Fill out our Daily Orange reader survey to make our paper better


News

Residence halls encourage use of Twitter to strengthen community

In a recent push by the Office of Residence Life, Syracuse University residence halls are using Twitter to connect, engage and talk with each other.

Residence halls are encouraging students to use designated floor hashtags and share Twitter handles with one another by displaying them on bulletin boards.

The immediacy of Twitter makes the forum a great way to share information, Eric Nestor, assistant director of residence life, said in an email.

“The Office of Residence Life wants to help students build connections with each other and the SU community,” he said. “We want to share information but, more important, we want to engage our students and have conversations with them. Social media provides multiple ways of doing this.”

Connecting with students in this way keeps students aware of what is happening in their residence halls and generates conversation between them by using technology familiar to students, Nestor said.

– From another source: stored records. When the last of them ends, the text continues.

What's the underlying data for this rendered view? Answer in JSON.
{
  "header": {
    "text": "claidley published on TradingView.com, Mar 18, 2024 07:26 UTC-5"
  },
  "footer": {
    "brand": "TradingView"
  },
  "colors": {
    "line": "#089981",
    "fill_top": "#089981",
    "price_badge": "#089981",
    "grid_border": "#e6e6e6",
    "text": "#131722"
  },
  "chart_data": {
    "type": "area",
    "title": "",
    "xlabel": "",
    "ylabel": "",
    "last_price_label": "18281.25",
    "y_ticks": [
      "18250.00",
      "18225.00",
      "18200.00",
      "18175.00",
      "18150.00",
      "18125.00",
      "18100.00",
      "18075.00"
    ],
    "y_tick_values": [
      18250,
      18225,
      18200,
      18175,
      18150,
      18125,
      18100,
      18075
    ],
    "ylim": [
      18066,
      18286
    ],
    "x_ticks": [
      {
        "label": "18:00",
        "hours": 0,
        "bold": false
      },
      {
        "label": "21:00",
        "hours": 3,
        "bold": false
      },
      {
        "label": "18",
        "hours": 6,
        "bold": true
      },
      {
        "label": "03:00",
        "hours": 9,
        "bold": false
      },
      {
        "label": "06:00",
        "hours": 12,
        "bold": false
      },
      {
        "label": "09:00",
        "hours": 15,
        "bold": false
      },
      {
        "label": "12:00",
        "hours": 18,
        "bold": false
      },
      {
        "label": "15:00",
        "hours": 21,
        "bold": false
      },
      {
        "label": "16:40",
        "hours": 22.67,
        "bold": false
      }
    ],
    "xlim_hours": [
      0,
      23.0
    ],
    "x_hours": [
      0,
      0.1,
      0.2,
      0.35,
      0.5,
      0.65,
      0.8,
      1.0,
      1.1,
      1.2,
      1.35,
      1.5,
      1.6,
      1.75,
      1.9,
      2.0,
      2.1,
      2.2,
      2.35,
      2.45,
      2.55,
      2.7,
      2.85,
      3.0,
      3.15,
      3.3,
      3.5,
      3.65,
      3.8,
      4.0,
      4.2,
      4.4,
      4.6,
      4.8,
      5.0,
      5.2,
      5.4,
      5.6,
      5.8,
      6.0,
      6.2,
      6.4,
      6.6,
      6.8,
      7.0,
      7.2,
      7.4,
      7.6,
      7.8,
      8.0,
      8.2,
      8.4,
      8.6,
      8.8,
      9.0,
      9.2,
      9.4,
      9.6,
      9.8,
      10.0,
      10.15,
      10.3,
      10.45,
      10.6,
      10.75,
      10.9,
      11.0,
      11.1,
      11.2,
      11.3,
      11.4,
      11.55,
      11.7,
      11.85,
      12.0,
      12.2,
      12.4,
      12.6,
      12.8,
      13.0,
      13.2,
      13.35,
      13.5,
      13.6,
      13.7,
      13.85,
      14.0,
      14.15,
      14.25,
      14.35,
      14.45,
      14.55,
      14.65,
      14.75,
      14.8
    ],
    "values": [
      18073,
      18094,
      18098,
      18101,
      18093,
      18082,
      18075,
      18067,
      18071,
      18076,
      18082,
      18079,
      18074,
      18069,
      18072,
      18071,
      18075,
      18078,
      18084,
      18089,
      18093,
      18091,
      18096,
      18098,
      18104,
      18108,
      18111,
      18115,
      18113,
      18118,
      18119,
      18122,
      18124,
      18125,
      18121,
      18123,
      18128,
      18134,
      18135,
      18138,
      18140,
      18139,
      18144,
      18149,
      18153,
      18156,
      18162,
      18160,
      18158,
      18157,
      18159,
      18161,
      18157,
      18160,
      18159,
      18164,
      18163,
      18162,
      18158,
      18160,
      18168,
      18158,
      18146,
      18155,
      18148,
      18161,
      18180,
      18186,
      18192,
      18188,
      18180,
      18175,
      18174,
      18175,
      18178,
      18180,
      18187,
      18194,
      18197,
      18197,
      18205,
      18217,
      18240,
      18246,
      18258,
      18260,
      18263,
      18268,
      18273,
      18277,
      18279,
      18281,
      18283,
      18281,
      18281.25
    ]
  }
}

The Office of Residence Life also uses Facebook to connect with students. Each of the residence halls and South Campus have a Facebook page, which they use to connect with students, Nestor said.

One issue the office has faced is creating a sense of community among the 1,000 individual apartments on South Campus. The Residence Life staff on South Campus uses Facebook, Twitter, Pinterest, Foursquare and a blog to connect the students living in these apartments, Nestor said.

“We know that students (are) on multiple platforms and use them for different reasons,” he said. “Our goal is to have a presence in many of them.”

There have been both positive and negative responses from the student body when it comes to Twitter usage by the residence halls.

“I think that if different residence halls use Twitter and people check their Twitter, it gives people an upper hand,” said Ethan Greenberg, a freshman broadcast and digital journalism major. “I think it can be beneficial.”

Evan Cohen, a freshman undeclared major in the Martin J. Whitman School of Management and the School of Information Studies, had a recommendation for the residence halls.

“I don’t feel like the information they put out is useful,” he said. “However, if they were to utilize Twitter in the correct form, it would be very informative for the student body.”

The final goal according to Nestor is simple: “We want to connect, engage and share.”